If you add the normal vector to each edge you can calculate if the point might be inside and you have to perform a scanline or whatever check (or you know its konvex) to be sure.

There are also mapping indexes possible like separating the two dimensional space by x and y in a equidistant mannor. Thisway you only have to test polygones lying in 9 sectors.

The next version might be using an R-tree that each bounding box (circle) of each node has to be checked for the minimum expected distance and the maximum expected distance. So one does not need to check the polygons of a node that result in far greater minimum distances than the maximum distances of another node.

Another thing is if you have a given tree like order like you have with map data.

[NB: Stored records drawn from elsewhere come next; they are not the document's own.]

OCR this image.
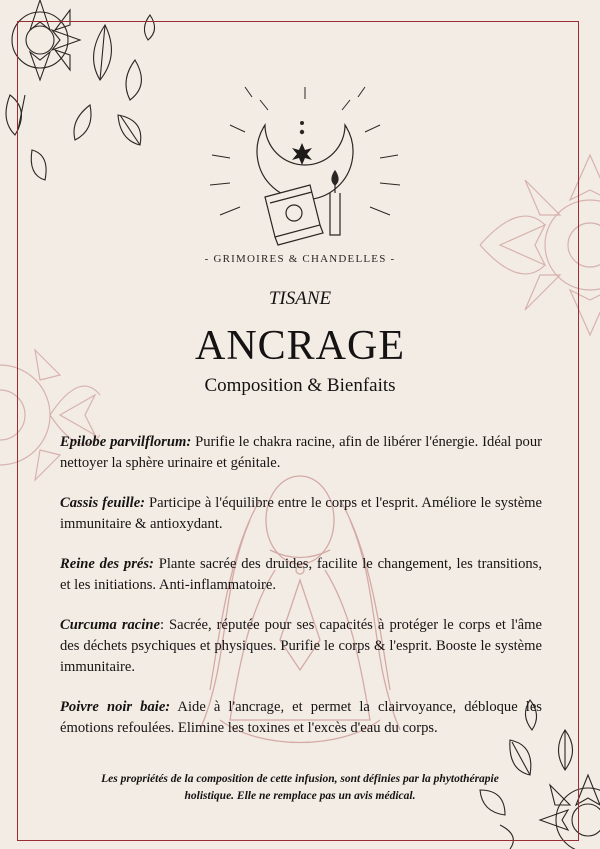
- GRIMOIRES & CHANDELLES -
TISANE
ANCRAGE
Composition & Bienfaits

Epilobe parvilflorum: Purifie le chakra racine, afin de libérer l'énergie. Idéal pour nettoyer la sphère urinaire et génitale.

Cassis feuille: Participe à l'équilibre entre le corps et l'esprit. Améliore le système immunitaire & antioxydant.

Reine des prés: Plante sacrée des druides, facilite le changement, les transitions, et les initiations. Anti-inflammatoire.

Curcuma racine: Sacrée, réputée pour ses capacités à protéger le corps et l'âme des déchets psychiques et physiques. Purifie le corps & l'esprit. Booste le système immunitaire.

Poivre noir baie: Aide à l'ancrage, et permet la clairvoyance, débloque les émotions refoulées. Elimine les toxines et l'excès d'eau du corps.

Les propriétés de la composition de cette infusion, sont définies par la phytothérapie holistique. Elle ne remplace pas un avis médical.
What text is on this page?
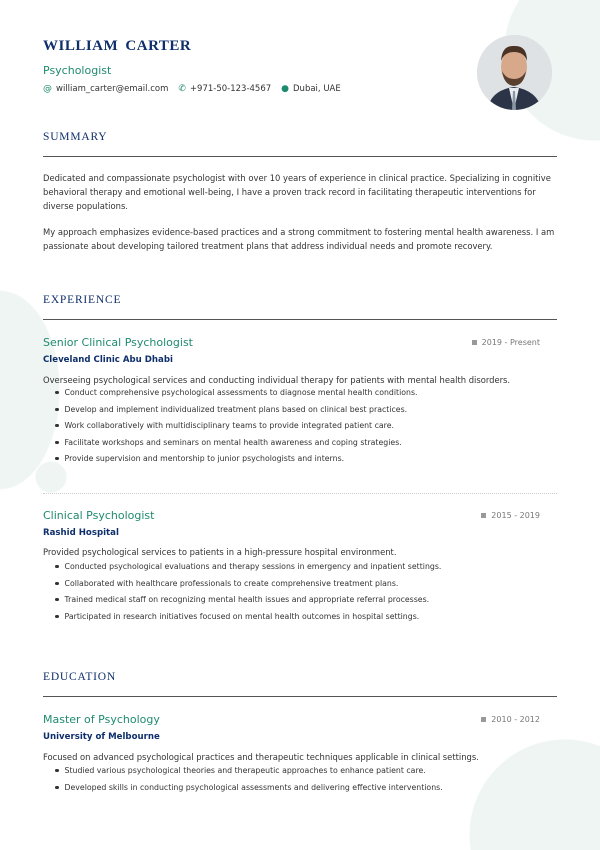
WILLIAM CARTER
Psychologist
@ william_carter@email.com ✆ +971-50-123-4567 ● Dubai, UAE
SUMMARY
Dedicated and compassionate psychologist with over 10 years of experience in clinical practice. Specializing in cognitive behavioral therapy and emotional well-being, I have a proven track record in facilitating therapeutic interventions for diverse populations.
My approach emphasizes evidence-based practices and a strong commitment to fostering mental health awareness. I am passionate about developing tailored treatment plans that address individual needs and promote recovery.
EXPERIENCE
Senior Clinical Psychologist	2019 - Present
Cleveland Clinic Abu Dhabi
Overseeing psychological services and conducting individual therapy for patients with mental health disorders.
Conduct comprehensive psychological assessments to diagnose mental health conditions.
Develop and implement individualized treatment plans based on clinical best practices.
Work collaboratively with multidisciplinary teams to provide integrated patient care.
Facilitate workshops and seminars on mental health awareness and coping strategies.
Provide supervision and mentorship to junior psychologists and interns.
Clinical Psychologist	2015 - 2019
Rashid Hospital
Provided psychological services to patients in a high-pressure hospital environment.
Conducted psychological evaluations and therapy sessions in emergency and inpatient settings.
Collaborated with healthcare professionals to create comprehensive treatment plans.
Trained medical staff on recognizing mental health issues and appropriate referral processes.
Participated in research initiatives focused on mental health outcomes in hospital settings.
EDUCATION
Master of Psychology	2010 - 2012
University of Melbourne
Focused on advanced psychological practices and therapeutic techniques applicable in clinical settings.
Studied various psychological theories and therapeutic approaches to enhance patient care.
Developed skills in conducting psychological assessments and delivering effective interventions.
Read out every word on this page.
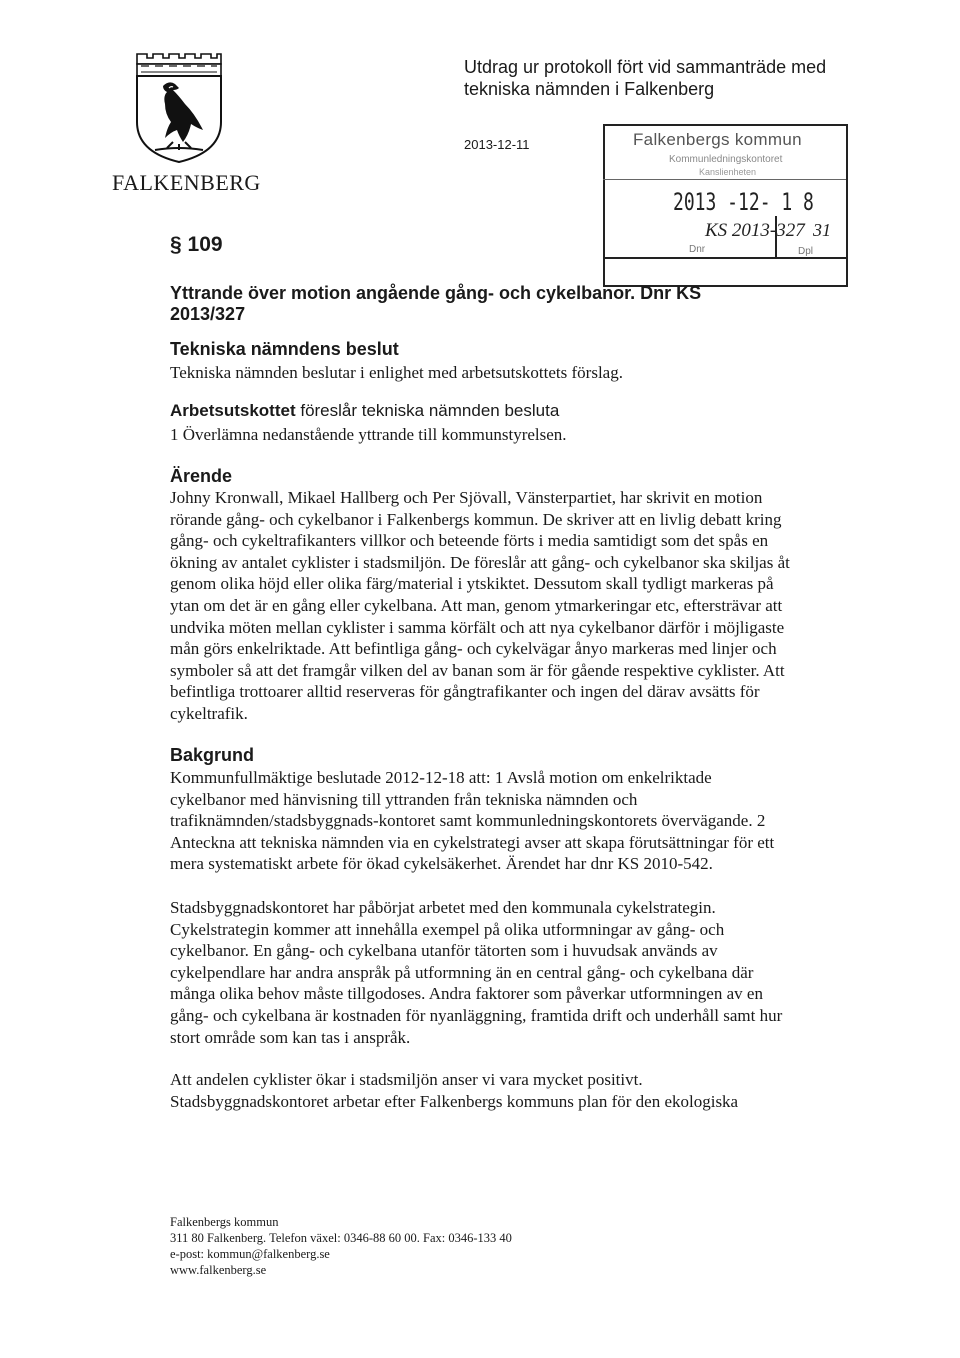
FALKENBERG
Utdrag ur protokoll fört vid sammanträde med
tekniska nämnden i Falkenberg
2013-12-11	Falkenbergs kommun
Kommunledningskontoret
Kanslienheten
2013 -12- 1 8
KS 2013-327
Dnr
31
Dpl
§ 109
Yttrande över motion angående gång- och cykelbanor. Dnr KS
2013/327
Tekniska nämndens beslut
Tekniska nämnden beslutar i enlighet med arbetsutskottets förslag.
Arbetsutskottet föreslår tekniska nämnden besluta
1 Överlämna nedanstående yttrande till kommunstyrelsen.
Ärende
Johny Kronwall, Mikael Hallberg och Per Sjövall, Vänsterpartiet, har skrivit en motion
rörande gång- och cykelbanor i Falkenbergs kommun. De skriver att en livlig debatt kring
gång- och cykeltrafikanters villkor och beteende förts i media samtidigt som det spås en
ökning av antalet cyklister i stadsmiljön. De föreslår att gång- och cykelbanor ska skiljas åt
genom olika höjd eller olika färg/material i ytskiktet. Dessutom skall tydligt markeras på
ytan om det är en gång eller cykelbana. Att man, genom ytmarkeringar etc, eftersträvar att
undvika möten mellan cyklister i samma körfält och att nya cykelbanor därför i möjligaste
mån görs enkelriktade. Att befintliga gång- och cykelvägar ånyo markeras med linjer och
symboler så att det framgår vilken del av banan som är för gående respektive cyklister. Att
befintliga trottoarer alltid reserveras för gångtrafikanter och ingen del därav avsätts för
cykeltrafik.
Bakgrund
Kommunfullmäktige beslutade 2012-12-18 att: 1 Avslå motion om enkelriktade
cykelbanor med hänvisning till yttranden från tekniska nämnden och
trafiknämnden/stadsbyggnads-kontoret samt kommunledningskontorets övervägande. 2
Anteckna att tekniska nämnden via en cykelstrategi avser att skapa förutsättningar för ett
mera systematiskt arbete för ökad cykelsäkerhet. Ärendet har dnr KS 2010-542.
Stadsbyggnadskontoret har påbörjat arbetet med den kommunala cykelstrategin.
Cykelstrategin kommer att innehålla exempel på olika utformningar av gång- och
cykelbanor. En gång- och cykelbana utanför tätorten som i huvudsak används av
cykelpendlare har andra anspråk på utformning än en central gång- och cykelbana där
många olika behov måste tillgodoses. Andra faktorer som påverkar utformningen av en
gång- och cykelbana är kostnaden för nyanläggning, framtida drift och underhåll samt hur
stort område som kan tas i anspråk.
Att andelen cyklister ökar i stadsmiljön anser vi vara mycket positivt.
Stadsbyggnadskontoret arbetar efter Falkenbergs kommuns plan för den ekologiska
Falkenbergs kommun
311 80 Falkenberg. Telefon växel: 0346-88 60 00. Fax: 0346-133 40
e-post: kommun@falkenberg.se
www.falkenberg.se
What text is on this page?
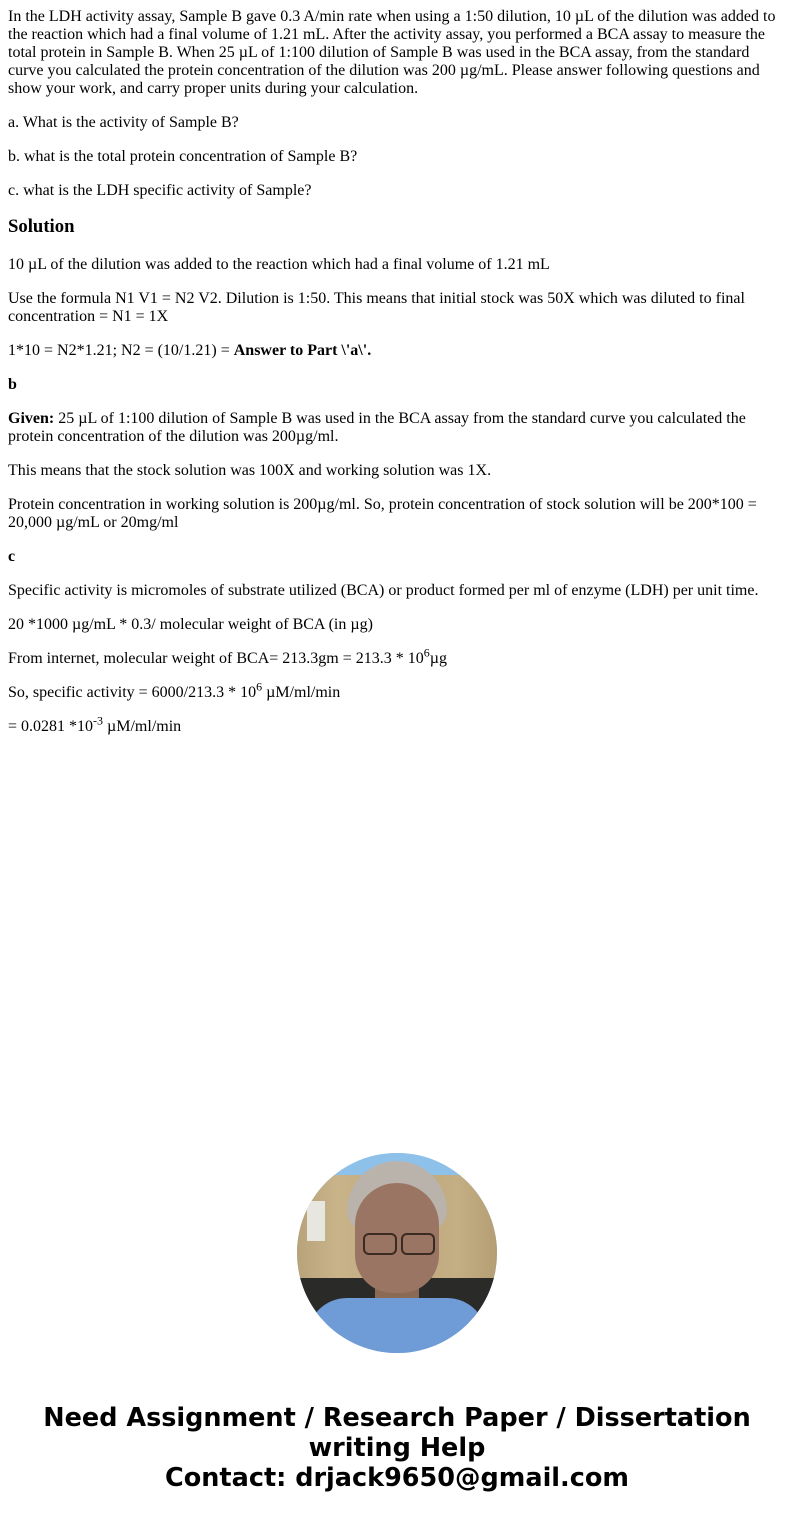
In the LDH activity assay, Sample B gave 0.3 A/min rate when using a 1:50 dilution, 10 µL of the dilution was added to the reaction which had a final volume of 1.21 mL. After the activity assay, you performed a BCA assay to measure the total protein in Sample B. When 25 µL of 1:100 dilution of Sample B was used in the BCA assay, from the standard curve you calculated the protein concentration of the dilution was 200 µg/mL. Please answer following questions and show your work, and carry proper units during your calculation.

a. What is the activity of Sample B?

b. what is the total protein concentration of Sample B?

c. what is the LDH specific activity of Sample?

Solution

10 µL of the dilution was added to the reaction which had a final volume of 1.21 mL

Use the formula N1 V1 = N2 V2. Dilution is 1:50. This means that initial stock was 50X which was diluted to final concentration = N1 = 1X

1*10 = N2*1.21; N2 = (10/1.21) = Answer to Part \'a\'.

b

Given: 25 µL of 1:100 dilution of Sample B was used in the BCA assay from the standard curve you calculated the protein concentration of the dilution was 200µg/ml.

This means that the stock solution was 100X and working solution was 1X.

Protein concentration in working solution is 200µg/ml. So, protein concentration of stock solution will be 200*100 = 20,000 µg/mL or 20mg/ml

c

Specific activity is micromoles of substrate utilized (BCA) or product formed per ml of enzyme (LDH) per unit time.

20 *1000 µg/mL * 0.3/ molecular weight of BCA (in µg)

From internet, molecular weight of $BCA= 213.3gm = 213.3 * 10^6\mu g$

So, specific activity = $6000/213.3 * 10^6$ µM/ml/min

= 0.0281 $*10^{-3}$ µM/ml/min

Need Assignment / Research Paper / Dissertation
writing Help
Contact: drjack9650@gmail.com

In a street map you always have world -> region -> country -> county -> city -> city sector ->...

Thisway you can search for the nearest location in a map of the whole world containing millions of polygons in a reasonable time mostly <10ms.

So to speak you have a lot of options here. And preprocessing your polygon list and extract relevant edges either by using binary space partition trees of polygons or use an angular approach or even go with something even more fancier. Its up to you. I expect that you end up by doing something in the logarithmic range like O(log(n) * log(deltaE)) becoming O(log(n)) as an average complexity.